À l’approche de la fin de l’année scolaire, un climat de tension s’installe dans les écoles primaires publiques de la République Démocratique du Congo. Le Syndicat national des écoles primaires publiques, représenté par son président Rigean Itumbi, met en lumière plusieurs dysfonctionnements qui plongent le secteur éducatif dans une crise profonde. Parmi les principales préoccupations, l’absence de bulletins scolaires et le non-respect des engagements sociaux pris par les autorités.

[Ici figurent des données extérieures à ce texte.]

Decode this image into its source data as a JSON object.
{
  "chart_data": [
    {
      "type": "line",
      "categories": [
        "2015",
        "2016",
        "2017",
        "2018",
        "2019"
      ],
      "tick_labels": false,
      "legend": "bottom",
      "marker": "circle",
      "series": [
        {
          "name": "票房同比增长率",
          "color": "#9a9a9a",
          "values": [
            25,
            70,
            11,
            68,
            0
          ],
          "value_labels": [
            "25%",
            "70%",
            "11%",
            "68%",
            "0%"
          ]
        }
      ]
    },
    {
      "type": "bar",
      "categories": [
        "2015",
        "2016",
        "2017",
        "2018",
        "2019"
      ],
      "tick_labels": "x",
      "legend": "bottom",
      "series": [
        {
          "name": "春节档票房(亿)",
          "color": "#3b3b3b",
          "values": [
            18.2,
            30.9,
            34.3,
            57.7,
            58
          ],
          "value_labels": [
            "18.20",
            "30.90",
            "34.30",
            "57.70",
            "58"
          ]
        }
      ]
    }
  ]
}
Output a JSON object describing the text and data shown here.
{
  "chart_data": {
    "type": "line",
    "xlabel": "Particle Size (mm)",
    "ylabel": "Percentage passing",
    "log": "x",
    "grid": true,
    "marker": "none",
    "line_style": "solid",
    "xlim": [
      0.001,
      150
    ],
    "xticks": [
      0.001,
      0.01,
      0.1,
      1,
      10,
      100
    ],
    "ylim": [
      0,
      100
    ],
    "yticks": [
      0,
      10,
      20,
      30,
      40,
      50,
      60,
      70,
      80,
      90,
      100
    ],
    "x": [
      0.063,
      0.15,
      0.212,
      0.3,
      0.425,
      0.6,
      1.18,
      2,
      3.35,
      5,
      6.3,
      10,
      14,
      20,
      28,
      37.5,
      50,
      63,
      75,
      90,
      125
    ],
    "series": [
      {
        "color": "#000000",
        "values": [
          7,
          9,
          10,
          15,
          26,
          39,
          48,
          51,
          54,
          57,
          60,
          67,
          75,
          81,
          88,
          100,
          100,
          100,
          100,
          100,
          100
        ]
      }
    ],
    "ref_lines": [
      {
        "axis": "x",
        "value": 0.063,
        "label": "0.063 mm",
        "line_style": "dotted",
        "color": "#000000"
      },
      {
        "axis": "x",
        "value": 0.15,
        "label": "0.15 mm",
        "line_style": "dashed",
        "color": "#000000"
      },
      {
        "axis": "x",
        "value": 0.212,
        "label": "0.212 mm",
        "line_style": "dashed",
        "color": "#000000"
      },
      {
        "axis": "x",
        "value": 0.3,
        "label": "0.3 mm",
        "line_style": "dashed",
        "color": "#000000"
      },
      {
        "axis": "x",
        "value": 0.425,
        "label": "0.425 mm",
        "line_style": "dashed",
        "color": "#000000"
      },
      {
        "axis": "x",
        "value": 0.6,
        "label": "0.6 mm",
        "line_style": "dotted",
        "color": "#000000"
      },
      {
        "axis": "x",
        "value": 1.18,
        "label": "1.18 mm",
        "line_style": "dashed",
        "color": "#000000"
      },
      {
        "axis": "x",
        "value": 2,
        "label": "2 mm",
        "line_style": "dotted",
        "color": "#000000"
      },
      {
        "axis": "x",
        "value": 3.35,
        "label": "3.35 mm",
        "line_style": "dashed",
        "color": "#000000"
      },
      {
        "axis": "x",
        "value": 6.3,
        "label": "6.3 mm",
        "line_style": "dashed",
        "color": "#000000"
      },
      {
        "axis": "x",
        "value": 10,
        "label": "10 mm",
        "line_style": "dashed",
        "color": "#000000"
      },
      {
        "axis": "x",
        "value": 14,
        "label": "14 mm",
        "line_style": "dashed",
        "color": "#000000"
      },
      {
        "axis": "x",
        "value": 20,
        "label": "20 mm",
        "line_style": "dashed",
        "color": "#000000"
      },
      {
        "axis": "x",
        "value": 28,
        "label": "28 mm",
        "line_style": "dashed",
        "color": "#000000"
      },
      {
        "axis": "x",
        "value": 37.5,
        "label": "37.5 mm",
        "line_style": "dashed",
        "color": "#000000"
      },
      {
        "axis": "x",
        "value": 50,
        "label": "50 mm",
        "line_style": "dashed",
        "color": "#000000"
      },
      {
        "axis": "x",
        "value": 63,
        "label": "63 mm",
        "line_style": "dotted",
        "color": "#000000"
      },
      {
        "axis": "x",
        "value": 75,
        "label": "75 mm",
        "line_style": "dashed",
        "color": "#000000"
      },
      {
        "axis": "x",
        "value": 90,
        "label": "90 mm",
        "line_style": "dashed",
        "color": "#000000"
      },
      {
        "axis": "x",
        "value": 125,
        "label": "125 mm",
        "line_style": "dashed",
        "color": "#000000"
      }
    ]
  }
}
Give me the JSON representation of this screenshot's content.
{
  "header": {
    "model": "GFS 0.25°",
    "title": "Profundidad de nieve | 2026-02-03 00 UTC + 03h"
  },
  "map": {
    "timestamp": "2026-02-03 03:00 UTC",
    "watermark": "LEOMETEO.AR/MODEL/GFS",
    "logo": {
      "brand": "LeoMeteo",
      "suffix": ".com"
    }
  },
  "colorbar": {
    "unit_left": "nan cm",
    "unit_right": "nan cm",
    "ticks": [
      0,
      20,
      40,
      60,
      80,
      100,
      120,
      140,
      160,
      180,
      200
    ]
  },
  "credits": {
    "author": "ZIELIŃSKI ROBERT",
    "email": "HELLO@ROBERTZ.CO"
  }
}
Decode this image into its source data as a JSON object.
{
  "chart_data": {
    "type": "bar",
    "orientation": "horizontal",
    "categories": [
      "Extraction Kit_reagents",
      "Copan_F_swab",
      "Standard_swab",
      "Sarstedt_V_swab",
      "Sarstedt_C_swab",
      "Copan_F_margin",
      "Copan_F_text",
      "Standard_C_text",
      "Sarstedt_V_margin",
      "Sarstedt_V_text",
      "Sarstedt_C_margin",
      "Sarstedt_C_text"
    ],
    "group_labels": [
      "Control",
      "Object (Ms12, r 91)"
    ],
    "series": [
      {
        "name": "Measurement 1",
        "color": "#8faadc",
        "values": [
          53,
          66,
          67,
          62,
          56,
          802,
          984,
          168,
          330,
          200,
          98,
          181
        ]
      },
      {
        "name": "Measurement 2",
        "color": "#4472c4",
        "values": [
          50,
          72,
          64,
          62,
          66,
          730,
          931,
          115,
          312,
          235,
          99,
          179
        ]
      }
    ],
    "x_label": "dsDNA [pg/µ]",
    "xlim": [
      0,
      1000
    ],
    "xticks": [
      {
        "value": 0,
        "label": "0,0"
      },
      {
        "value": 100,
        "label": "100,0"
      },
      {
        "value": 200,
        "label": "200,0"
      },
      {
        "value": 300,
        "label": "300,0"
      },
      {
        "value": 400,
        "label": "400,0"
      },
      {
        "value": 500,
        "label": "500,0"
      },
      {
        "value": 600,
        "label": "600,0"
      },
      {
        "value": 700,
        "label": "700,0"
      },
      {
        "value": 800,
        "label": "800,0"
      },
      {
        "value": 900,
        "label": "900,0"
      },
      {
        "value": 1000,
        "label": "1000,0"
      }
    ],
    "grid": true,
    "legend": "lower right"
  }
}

Alors que l’année scolaire touche à sa fin, les parents d’élèves sont dans l’inquiétude, aucun bulletin officiel n’ayant été remis à ce jour. Cette situation, jugée inadmissible par le syndicat, soulève des interrogations sur le fonctionnement de l’éducation nationale. « Il est inconcevable qu’une année scolaire commence et se termine sans que les élèves, qui ont passé des mois sur les bancs de l’école, puissent recevoir leurs bulletins », a déploré Rigean Itumbi, soulignant un dysfonctionnement majeur dans l’organisation scolaire.
Le président du syndicat ne cache pas son indignation face à l’inaction des autorités, qu’il accuse d’avoir failli à leur mission. « Cette situation démontre un manque flagrant d’autorité de l’État dans le secteur de l’éducation et la promotion d’une nouvelle citoyenneté. Ni le cabinet politique, ni l’administration centrale n’ont été en mesure de concevoir un modèle de bulletin scolaire », a-t-il affirmé avec fermeté.
En outre, les engagements financiers envers les enseignants ont été largement négligés. Itumbi rappelle notamment le non-paiement de la prime de gratuité de 50.000 FC, ainsi que le retard dans l’uniformisation de la zone salariale, alors que ces mesures faisaient partie des accords signés lors de la rencontre de Bibwa.
La non-concrétisation de ces engagements alimente également une demande pressante pour une harmonisation de la prime de gratuité, fixée à 250.000 FC, destinée à tous les enseignants des écoles primaires publiques à travers le pays. Ces promesses, restées lettres mortes, renforcent le sentiment d’abandon et de frustration parmi le corps enseignant.
Face à cette inaction persistante et à l’amoncellement de promesses non tenues, Rigean Itumbi tire la sonnette d’alarme. Selon lui, l’absence de réponses rapides aux revendications des enseignants pourrait compromettre la rentrée scolaire prochaine, créant un impact négatif sur l’éducation des enfants congolais.